Theoretical Foundations of Communication-Efficient, Robust, and Practical Distributed and Federated Optimization

This thesis investigates seven critical challenges at the intersection of theory and practice, specifically focusing on the fundamental bottlenecks of Federated Learning and distributed optimization and develops novel algorithmic frameworks that provide sharp theoretical guarantees to bridge the gap between heuristic success and mathematical rigor.

Overview

The rapid advancement of Machine Learning and the evolution of optimization have consistently evolved together, as practical needs and theoretical breakthroughs push both areas to progress. While modern large-scale training relies on classical optimization, the unique constraints of distributed systems have necessitated a complete rethink of foundational theory. In this thesis, we address seven critical challenges at the intersection of theory and practice, specifically focusing on the fundamental bottlenecks of Federated Learning and distributed optimization. For each of these challenges, we design novel algorithmic frameworks and provide sharp theoretical guarantees that bridge the gap between heuristic success and mathematical rigor.

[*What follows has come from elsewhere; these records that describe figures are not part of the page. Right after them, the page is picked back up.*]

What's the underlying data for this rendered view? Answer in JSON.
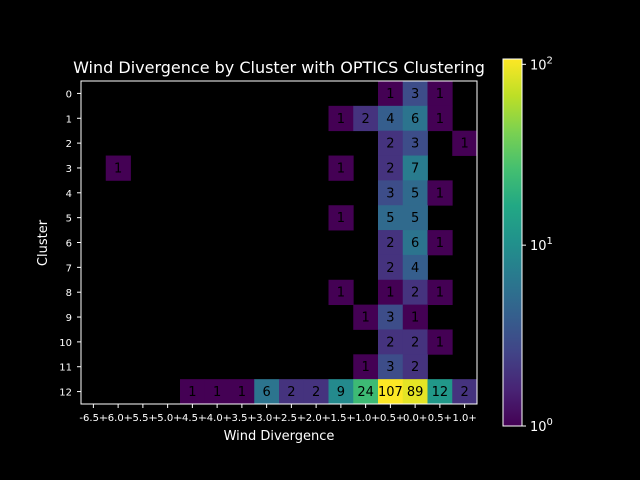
{
  "chart_data": {
    "type": "heatmap",
    "title": "Wind Divergence by Cluster with OPTICS Clustering",
    "xlabel": "Wind Divergence",
    "ylabel": "Cluster",
    "x_categories": [
      "-6.5+",
      "-6.0+",
      "-5.5+",
      "-5.0+",
      "-4.5+",
      "-4.0+",
      "-3.5+",
      "-3.0+",
      "-2.5+",
      "-2.0+",
      "-1.5+",
      "-1.0+",
      "-0.5+",
      "0.0+",
      "0.5+",
      "1.0+"
    ],
    "y_categories": [
      "0",
      "1",
      "2",
      "3",
      "4",
      "5",
      "6",
      "7",
      "8",
      "9",
      "10",
      "11",
      "12"
    ],
    "cells": [
      {
        "y": "0",
        "x": "-0.5+",
        "v": 1
      },
      {
        "y": "0",
        "x": "0.0+",
        "v": 3
      },
      {
        "y": "0",
        "x": "0.5+",
        "v": 1
      },
      {
        "y": "1",
        "x": "-1.5+",
        "v": 1
      },
      {
        "y": "1",
        "x": "-1.0+",
        "v": 2
      },
      {
        "y": "1",
        "x": "-0.5+",
        "v": 4
      },
      {
        "y": "1",
        "x": "0.0+",
        "v": 6
      },
      {
        "y": "1",
        "x": "0.5+",
        "v": 1
      },
      {
        "y": "2",
        "x": "-0.5+",
        "v": 2
      },
      {
        "y": "2",
        "x": "0.0+",
        "v": 3
      },
      {
        "y": "2",
        "x": "1.0+",
        "v": 1
      },
      {
        "y": "3",
        "x": "-6.0+",
        "v": 1
      },
      {
        "y": "3",
        "x": "-1.5+",
        "v": 1
      },
      {
        "y": "3",
        "x": "-0.5+",
        "v": 2
      },
      {
        "y": "3",
        "x": "0.0+",
        "v": 7
      },
      {
        "y": "4",
        "x": "-0.5+",
        "v": 3
      },
      {
        "y": "4",
        "x": "0.0+",
        "v": 5
      },
      {
        "y": "4",
        "x": "0.5+",
        "v": 1
      },
      {
        "y": "5",
        "x": "-1.5+",
        "v": 1
      },
      {
        "y": "5",
        "x": "-0.5+",
        "v": 5
      },
      {
        "y": "5",
        "x": "0.0+",
        "v": 5
      },
      {
        "y": "6",
        "x": "-0.5+",
        "v": 2
      },
      {
        "y": "6",
        "x": "0.0+",
        "v": 6
      },
      {
        "y": "6",
        "x": "0.5+",
        "v": 1
      },
      {
        "y": "7",
        "x": "-0.5+",
        "v": 2
      },
      {
        "y": "7",
        "x": "0.0+",
        "v": 4
      },
      {
        "y": "8",
        "x": "-1.5+",
        "v": 1
      },
      {
        "y": "8",
        "x": "-0.5+",
        "v": 1
      },
      {
        "y": "8",
        "x": "0.0+",
        "v": 2
      },
      {
        "y": "8",
        "x": "0.5+",
        "v": 1
      },
      {
        "y": "9",
        "x": "-1.0+",
        "v": 1
      },
      {
        "y": "9",
        "x": "-0.5+",
        "v": 3
      },
      {
        "y": "9",
        "x": "0.0+",
        "v": 1
      },
      {
        "y": "10",
        "x": "-0.5+",
        "v": 2
      },
      {
        "y": "10",
        "x": "0.0+",
        "v": 2
      },
      {
        "y": "10",
        "x": "0.5+",
        "v": 1
      },
      {
        "y": "11",
        "x": "-1.0+",
        "v": 1
      },
      {
        "y": "11",
        "x": "-0.5+",
        "v": 3
      },
      {
        "y": "11",
        "x": "0.0+",
        "v": 2
      },
      {
        "y": "12",
        "x": "-4.5+",
        "v": 1
      },
      {
        "y": "12",
        "x": "-4.0+",
        "v": 1
      },
      {
        "y": "12",
        "x": "-3.5+",
        "v": 1
      },
      {
        "y": "12",
        "x": "-3.0+",
        "v": 6
      },
      {
        "y": "12",
        "x": "-2.5+",
        "v": 2
      },
      {
        "y": "12",
        "x": "-2.0+",
        "v": 2
      },
      {
        "y": "12",
        "x": "-1.5+",
        "v": 9
      },
      {
        "y": "12",
        "x": "-1.0+",
        "v": 24
      },
      {
        "y": "12",
        "x": "-0.5+",
        "v": 107
      },
      {
        "y": "12",
        "x": "0.0+",
        "v": 89
      },
      {
        "y": "12",
        "x": "0.5+",
        "v": 12
      },
      {
        "y": "12",
        "x": "1.0+",
        "v": 2
      }
    ],
    "colorscale": "viridis",
    "color_scale_type": "log",
    "color_range": [
      1,
      107
    ],
    "colorbar_ticks": [
      {
        "value": 1,
        "base": "10",
        "exp": "0"
      },
      {
        "value": 10,
        "base": "10",
        "exp": "1"
      },
      {
        "value": 100,
        "base": "10",
        "exp": "2"
      }
    ],
    "colors": {
      "background": "#000000",
      "text": "#ffffff",
      "cell_text": "#000000"
    }
  }
}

Our first contribution resolves a fundamental question in communication efficiency within federated environments by introducing ProxSkip and proving that local gradient steps can lead to provable acceleration, finally establishing a formal foundation for this widely used heuristic. We extend this framework with Variance Reduced ProxSkip, which integrates variance reduction to eliminate the neighborhood error typically observed in stochastic local updates while effectively balancing communication and local computation costs. Our third contribution addresses the scalability and efficiency of these methods under partial participation, demonstrating that local steps still achieve provable communication acceleration even when only a subset of clients is active in each round. In the fourth challenge, we investigate the interplay of server-side dynamics and data selection, proving that server-side stepsizes and sampling without replacement significantly improve convergence in heterogeneous settings.

Building on these insights regarding data selection, our fifth contribution shows that in the context of Random Reshuffling, compressing gradient differences rather than raw gradients leads to superior theoretical and practical performance. We then address system security by proving that Byzantine robustness and partial participation can be achieved simultaneously through a gradient difference clipping mechanism. Finally, we move beyond classical optimization to establish the first theoretical framework for low-rank adaptation via randomized asymmetric chains, offering new insights into the fine-tuning of massive-scale models. Across all contributions, our results provide tighter analyses and more realistic assumptions than prior work, supported by numerical experiments that confirm the sharpness of our theoretical findings.

Presenters

Brief Biography

Grigory Malinovsky is a Ph.D. candidate in Applied Mathematics and Computational Science at King Abdullah University of Science and Technology (KAUST), studying under the supervision of Professor Peter Richtárik in the Optimization and Machine Learning Lab.

Grigory holds a Master of Science in Applied Mathematics and Computational Science from KAUST and a Bachelor's degree in Applied Mathematics and Physics from the Moscow Institute of Physics and Technology, where he completed his thesis under the guidance of Boris Polyak.

During his Ph.D., he completed a six-month internship at Samsung R&D Institute UK, and collaborated during research visits with Sebastian Stich at CISPA, as well as with Samuel Horváth and Eduard Gorbunov at MBZUAI. His work has been published in leading machine learning conferences such as NeurIPS, ICLR, ICML, AISTATS, AAAI, and UAI. Alongside his research, he has contributed to teaching graduate-level optimization courses and actively mentored research interns, leading to multiple joint publications.